她回頭看到秦風臉色慘白,額頭上佈滿了冷汗,一副隨時都要暈過去的樣子。
她再次陷入了天人交戰。
一邊,是那個讓她心痛、愧疚,卻又用最惡毒的話嘲諷她的丈夫。
另一邊,是那個為了救她丈夫,奮不顧身,此刻正痛苦不堪的救命恩人。
追上去!
他是自己的老公,她要時刻陪著他!
她心底有個聲音在瘋狂地吶喊。
可是,劉今安剛纔恩將仇報的舉動和那番無情的話,又讓顧曼語很惱怒。
他憑什麼這麼說我?
我承認我第一時間忘了他,是我不對。
可秦風是為了誰才受傷的?
還不是為了他!
他不但不感激,還動手打人,還汙衊秦風!
而且,這裡就是醫院,他自己也能去檢查。
秦風可是為了他才被打的,現在頭暈噁心,萬一出了什麼事怎麼辦?
這個念頭,成了她最後的藉口。
她最終,還是冇有追上去。
她轉過身,重新走到秦風身邊,將他扶了起來。
「秦風,我馬上帶你去看醫生。

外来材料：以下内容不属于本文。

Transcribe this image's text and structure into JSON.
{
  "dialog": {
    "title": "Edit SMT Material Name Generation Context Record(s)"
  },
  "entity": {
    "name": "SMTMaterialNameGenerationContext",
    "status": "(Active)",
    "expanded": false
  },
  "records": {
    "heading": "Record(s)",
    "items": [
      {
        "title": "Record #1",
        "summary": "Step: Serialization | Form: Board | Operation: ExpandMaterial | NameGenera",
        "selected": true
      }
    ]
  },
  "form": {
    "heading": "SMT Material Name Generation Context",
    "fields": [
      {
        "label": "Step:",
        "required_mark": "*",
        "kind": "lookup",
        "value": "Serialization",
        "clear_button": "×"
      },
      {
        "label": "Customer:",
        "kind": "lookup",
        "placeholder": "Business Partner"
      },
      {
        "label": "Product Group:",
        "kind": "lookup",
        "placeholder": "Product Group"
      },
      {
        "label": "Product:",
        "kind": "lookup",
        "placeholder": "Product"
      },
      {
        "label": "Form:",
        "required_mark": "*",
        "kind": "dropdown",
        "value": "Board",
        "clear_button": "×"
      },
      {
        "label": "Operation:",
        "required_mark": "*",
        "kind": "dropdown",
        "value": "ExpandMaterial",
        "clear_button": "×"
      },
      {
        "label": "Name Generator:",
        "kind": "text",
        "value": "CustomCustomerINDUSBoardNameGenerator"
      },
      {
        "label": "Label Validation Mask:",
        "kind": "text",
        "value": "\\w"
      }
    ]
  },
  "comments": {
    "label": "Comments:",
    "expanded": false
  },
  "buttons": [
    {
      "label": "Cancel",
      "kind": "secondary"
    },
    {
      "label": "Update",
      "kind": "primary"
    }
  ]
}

」
秦風在顧曼語看不到的角度,勾起了一抹得意的陰笑。
劉今安,你拿什麼跟我鬥?
顧曼語扶著秦風,走進了急診大樓。
她幾乎是半抱著他,將他安頓在急診的病床上。
「醫生!醫生!」她焦急地呼喊著。
一個醫生快步走了過來。
看了一眼秦風,又看了看他那隻打著石膏的手臂,皺了皺眉。
「怎麼弄的?」
「他被人用鋼管打了!後背!還有頭!」
顧曼語的聲音充滿了驚慌。
她指著秦風的後背,急切地說道:「醫生,他怎麼樣?要不要做個全身CT?他後背被人打了好多下,會不會有內傷?」
「你先別急,我們先做個初步檢查。」醫生安撫道。
在醫生給秦風做檢查的時候,顧曼語表現得無微不至。
她一會兒擰開一瓶礦泉水,小心翼翼地遞到秦風嘴邊。
「渴不渴?喝點水。」
一會兒又從包裡拿出濕巾,幫他擦拭臉上沾染的灰塵。
那份噓寒問暖的緊張模樣,那份小心翼翼的溫柔。
不知道的,還以為秦風纔是她丈夫。
其實,她有部分也是故意做給不遠處,同樣在處理傷口的劉今安看的。
她就是來氣。
她承認,當她意識到被打的是劉今安的那一刻,她心痛如絞,愧疚萬分。
但劉今安後來的所作所為,徹底點燃了她的怒火!
他竟然推開自己!
他竟然還罵自己!
他不但不感激秦風,還恩將仇報的動手打人!
這種人,根本不值得同情!
她就是要對秦風好!
她就是要讓劉今安看看,他不知好歹的下場是什麼!
看來自己這五年真是把劉今安慣壞了!
顧曼語是越想越氣。
……
而另一邊。
急診室的角落裡。
劉今安一個人坐在椅子上。
一個年輕的護士正拿著鑷子,夾著沾滿酒精的棉球。
小心翼翼地清洗著他臉上那道猙獰的刀傷。